Obra de 2011, inspirada pelo autor quando visitou o túmulo de Aleijadinho, na Igreja Matriz de Nossa Senhora da Conceição de Antonio Dias, em Ouro Preto. O compositor concebeu a ideia de escrever um Tombeau, em homenagem ao grande mestre da arquitetura e escultura barroca brasileira (Antonio Francisco Lisboa, Vila-Rica, hoje Ouro Preto, 1738-1814). A obra é constituída por uma introdução, com sugestões de sinos de igreja, seguida de uma melodia nostálgica em estilo antigo. A primeira audição para piano (existe a versão sinfônica) foi realizada no Rio de Janeiro por Miriam Grosman, em 2013.

 

 

SÉRGIO ROBERTO DE OLIVEIRA

 

Sérgio Roberto de Oliveira nasceu no Rio de Janeiro em 1970, falecendo na mesma cidade em 2017, com 47 anos incompletos. Graduado em Composição pela Universidade Federal do Estado do Rio de Janeiro (Unirio), na classe de Dawid Korenchendler, teve, também uma orientação informal com Guerra Peixe. Sua carreira de compositor foi vertiginosa, principalmente depois que ele fundou um coletivo de compositores, intitulado Prelúdio 21, e que apresentava, mensalmente, uma estreia contemporânea de cada compositor, durante os últimos 10 anos de sua vida. Sua produção cobriu desde peças para instrumentos solistas, conjuntos de câmara, música coral, música sinfônica e ópera. Importantes grupos camerísticos gravaram sua obra como o Quarteto Radamés Gnattali, Quinteto Lorenzo Fernandez, Trio Capitu, Trio Paineiras, Duo Santoro, Duo Bretas-Kevorkian, GNU, entre outros. Sua obra Phoenix, para clarineta e orquestra, foi gravada pelo clarinetista Cristiano Alves, com a Orquestra Sinfônica Nacional, sob a regência do maestro Tobias Volkmann. Sua ópera de câmara, Na Boca do Cão, em parte escrita em seu leito de morte, teve uma vitoriosa temporada no Centro Cultural Banco do Brasil, apresentando a soprano Gabriela Geluda.

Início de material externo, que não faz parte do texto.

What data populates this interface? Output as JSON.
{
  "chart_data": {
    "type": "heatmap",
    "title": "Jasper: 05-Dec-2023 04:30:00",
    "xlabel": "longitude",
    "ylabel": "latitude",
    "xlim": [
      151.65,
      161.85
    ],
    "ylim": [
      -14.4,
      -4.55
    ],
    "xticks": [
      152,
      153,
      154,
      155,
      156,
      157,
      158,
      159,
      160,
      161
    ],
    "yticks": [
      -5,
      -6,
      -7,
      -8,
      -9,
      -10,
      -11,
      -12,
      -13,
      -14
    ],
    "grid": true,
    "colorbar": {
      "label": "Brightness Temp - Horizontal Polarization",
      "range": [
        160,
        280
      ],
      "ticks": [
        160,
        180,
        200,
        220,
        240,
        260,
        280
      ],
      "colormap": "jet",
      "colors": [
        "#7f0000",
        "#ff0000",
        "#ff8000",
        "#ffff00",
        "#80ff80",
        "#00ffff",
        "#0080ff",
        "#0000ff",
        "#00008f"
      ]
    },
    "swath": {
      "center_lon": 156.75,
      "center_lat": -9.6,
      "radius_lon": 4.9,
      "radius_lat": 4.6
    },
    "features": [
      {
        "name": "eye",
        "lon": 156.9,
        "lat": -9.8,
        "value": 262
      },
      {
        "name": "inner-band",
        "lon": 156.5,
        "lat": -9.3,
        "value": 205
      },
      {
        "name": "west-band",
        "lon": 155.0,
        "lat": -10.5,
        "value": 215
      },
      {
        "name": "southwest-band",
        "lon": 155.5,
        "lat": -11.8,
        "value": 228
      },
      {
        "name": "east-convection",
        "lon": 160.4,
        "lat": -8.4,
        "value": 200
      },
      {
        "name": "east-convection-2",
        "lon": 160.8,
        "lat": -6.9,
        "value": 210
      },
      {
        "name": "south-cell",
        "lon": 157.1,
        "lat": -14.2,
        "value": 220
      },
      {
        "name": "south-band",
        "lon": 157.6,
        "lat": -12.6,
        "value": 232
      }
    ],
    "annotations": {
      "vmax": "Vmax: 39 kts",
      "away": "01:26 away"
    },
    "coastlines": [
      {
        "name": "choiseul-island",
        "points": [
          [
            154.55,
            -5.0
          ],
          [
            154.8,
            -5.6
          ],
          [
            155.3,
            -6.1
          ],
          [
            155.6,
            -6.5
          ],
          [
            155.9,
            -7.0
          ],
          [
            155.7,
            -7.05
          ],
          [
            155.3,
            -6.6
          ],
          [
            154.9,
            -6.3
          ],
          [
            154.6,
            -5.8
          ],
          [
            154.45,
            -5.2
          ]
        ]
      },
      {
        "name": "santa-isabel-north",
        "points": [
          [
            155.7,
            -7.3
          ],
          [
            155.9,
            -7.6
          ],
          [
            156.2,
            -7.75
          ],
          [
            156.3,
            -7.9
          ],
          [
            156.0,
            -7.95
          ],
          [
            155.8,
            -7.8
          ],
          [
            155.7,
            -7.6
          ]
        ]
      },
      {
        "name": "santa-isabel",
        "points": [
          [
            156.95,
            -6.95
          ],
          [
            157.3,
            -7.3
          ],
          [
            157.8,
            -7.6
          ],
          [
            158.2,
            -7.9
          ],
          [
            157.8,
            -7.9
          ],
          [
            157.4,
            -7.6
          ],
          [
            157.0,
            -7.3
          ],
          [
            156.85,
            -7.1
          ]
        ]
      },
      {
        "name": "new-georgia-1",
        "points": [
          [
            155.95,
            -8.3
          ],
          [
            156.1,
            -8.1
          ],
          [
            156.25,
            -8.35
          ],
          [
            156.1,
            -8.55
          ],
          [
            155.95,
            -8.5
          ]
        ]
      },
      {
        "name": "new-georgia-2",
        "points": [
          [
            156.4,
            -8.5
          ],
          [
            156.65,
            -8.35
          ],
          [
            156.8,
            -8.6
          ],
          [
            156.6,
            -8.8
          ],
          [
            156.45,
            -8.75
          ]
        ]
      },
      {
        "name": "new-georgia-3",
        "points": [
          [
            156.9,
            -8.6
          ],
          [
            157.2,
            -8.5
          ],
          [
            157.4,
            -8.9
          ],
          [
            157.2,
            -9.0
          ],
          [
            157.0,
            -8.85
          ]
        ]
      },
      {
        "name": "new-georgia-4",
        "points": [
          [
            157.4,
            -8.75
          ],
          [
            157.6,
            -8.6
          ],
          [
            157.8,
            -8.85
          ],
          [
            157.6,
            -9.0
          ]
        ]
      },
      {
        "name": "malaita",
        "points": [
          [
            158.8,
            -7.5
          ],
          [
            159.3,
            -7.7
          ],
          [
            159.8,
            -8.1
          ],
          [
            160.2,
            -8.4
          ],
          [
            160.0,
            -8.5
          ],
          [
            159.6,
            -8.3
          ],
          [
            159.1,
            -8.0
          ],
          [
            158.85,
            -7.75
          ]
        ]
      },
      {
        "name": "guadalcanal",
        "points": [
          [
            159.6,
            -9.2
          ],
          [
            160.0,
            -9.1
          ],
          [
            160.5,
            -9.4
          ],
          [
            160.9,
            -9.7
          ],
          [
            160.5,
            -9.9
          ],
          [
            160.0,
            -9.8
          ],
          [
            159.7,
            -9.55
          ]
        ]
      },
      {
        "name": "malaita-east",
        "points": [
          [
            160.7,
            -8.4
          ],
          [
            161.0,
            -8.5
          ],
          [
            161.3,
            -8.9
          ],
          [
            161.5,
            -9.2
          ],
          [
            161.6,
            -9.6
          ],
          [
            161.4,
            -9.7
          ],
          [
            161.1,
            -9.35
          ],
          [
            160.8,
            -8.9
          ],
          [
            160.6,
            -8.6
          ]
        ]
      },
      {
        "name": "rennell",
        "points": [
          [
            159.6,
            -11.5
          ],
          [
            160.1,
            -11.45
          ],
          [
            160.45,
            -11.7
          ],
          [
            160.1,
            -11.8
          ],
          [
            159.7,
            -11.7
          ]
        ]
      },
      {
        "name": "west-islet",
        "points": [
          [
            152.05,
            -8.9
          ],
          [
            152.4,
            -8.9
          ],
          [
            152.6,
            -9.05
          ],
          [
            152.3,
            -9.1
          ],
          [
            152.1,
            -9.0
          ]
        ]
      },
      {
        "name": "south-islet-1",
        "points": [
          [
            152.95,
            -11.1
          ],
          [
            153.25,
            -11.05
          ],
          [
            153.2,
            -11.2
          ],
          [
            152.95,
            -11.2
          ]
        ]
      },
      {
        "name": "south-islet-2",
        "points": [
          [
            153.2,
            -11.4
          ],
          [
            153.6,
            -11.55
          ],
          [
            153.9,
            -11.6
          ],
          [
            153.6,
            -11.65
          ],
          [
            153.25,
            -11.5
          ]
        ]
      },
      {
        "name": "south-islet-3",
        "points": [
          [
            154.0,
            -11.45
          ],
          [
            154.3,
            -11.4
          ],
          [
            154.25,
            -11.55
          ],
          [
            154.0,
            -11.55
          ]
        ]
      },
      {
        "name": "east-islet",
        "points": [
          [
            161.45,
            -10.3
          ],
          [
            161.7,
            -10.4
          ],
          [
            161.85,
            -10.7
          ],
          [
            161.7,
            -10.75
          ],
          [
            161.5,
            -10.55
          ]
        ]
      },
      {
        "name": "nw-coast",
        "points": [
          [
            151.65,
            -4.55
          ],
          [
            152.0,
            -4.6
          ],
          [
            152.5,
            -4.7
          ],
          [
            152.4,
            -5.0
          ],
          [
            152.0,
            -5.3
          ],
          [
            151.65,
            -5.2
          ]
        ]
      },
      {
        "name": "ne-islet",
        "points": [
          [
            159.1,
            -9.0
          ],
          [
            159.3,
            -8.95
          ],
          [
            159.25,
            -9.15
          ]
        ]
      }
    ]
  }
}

Paralelamente à sua carreira de compositor, Sérgio Roberto desenvolveu em seu curto período de vida, uma intensa liderança musical, promovendo festivais como a Bienal Música Hoje, proferindo palestras, inclusive no exterior, como nas universidades inglesas e americanas, ensaiando uma digressão no mundo do cinema com a direção do curta Ao Mar, em 2014,  ou criando a música para os filmes A dívida, que teve uma indicação no Festival Internacional de Cinema de Madri, na categoria de Melhor Música para Filme e no Filmmaker Festival of World, em Milão na categoria de trilha sonora. Obteve reconhecimento por seu trabalho com as duas indicações do Grammy Latino, respectivamente em 2011 e 2012, e a posição conquistada de Artist-in-Residence, na Duke University in North Caroline.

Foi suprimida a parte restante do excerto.